“It ought to be enough,” said Bob. “How big’s this Sioux City place, anyway? Seems to me they ought to have been able to find the Goupil Machinery Company, even if they didn’t have the street address.”

“Well,” said Miss Comfort, “I’m relieved to get it back. I thought it was strange that Mr. Goupil didn’t take any notice of it. Now I know it was because he never received it. You see.”

“Tell you what we might do,” offered Laurie. “We might find out Mr. Goupil’s address from the lawyers who wrote you about it and then you could write to him again, ma’am.”

“Oh I shouldn’t care to do that,” replied Miss Comfort. “I’m settled so nicely here now, you see, Laurie. In a great many ways it is better for me than my other home was. There were so many rooms there to keep clean, and then, in winter, there were the sidewalks to be looked after, and the pipes would freeze now and then. No, I think everything has turned out quite for the best, just as it generally does, my dears.”

“Just the same,” quoth Laurie as they returned up the hill past the telegraph office, “I’m going in there to-morrow and find out what happened to that message we sent.”

“That’s right,” assented Bob. “They ought to give us our money back, anyway!”
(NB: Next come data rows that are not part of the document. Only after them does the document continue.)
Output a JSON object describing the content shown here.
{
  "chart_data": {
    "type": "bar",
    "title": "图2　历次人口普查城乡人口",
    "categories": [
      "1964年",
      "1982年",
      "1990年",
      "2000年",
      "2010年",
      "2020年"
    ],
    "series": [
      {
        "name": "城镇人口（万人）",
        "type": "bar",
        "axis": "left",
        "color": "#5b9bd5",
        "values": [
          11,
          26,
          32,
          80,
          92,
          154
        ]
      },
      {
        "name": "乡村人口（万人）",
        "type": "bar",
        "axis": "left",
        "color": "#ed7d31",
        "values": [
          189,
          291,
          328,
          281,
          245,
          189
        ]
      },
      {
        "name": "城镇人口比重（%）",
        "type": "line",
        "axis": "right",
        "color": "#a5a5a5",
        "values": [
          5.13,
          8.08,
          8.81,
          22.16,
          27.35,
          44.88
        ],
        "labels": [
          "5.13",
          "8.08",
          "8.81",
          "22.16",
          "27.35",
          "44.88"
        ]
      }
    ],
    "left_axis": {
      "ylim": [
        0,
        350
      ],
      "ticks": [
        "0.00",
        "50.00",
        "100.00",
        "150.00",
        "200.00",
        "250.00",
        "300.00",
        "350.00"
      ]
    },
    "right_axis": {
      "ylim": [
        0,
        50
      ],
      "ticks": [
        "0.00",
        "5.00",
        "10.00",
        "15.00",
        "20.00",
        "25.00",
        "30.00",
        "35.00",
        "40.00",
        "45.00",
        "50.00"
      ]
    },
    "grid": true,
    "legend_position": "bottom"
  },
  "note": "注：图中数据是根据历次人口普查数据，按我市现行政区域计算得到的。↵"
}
They learned the fate of the message without difficulty the following morning, although they had to make two calls at the office. On the second occasion the manager displayed a telegram from Sioux City. Laurie’s message had been delivered to A. T. Gompers, Globe Farm Machinery Company, Sioux City. The date and even the time of day were supplied. At first the manager appeared to consider Laurie and Ned over-particular, but finally acknowledged that perhaps a mistake had been made. If, he said, the sender cared to put in a claim the company would take up the matter and make a thorough investigation, and if it found there really had been an error in delivery the price of the telegram would be refunded. But Laurie shook his head.

“We’re a short-lived family,” he explained. “Few of us Turners live to be over eighty, and so I guess there wouldn’t be time. Thank you just as much.”

“What it amounts to,” said Ned, as they hurried back to a recitation, “is that Miss Comfort got the fellow’s name wrong somehow. Or maybe his initials. Or maybe the name of his company.”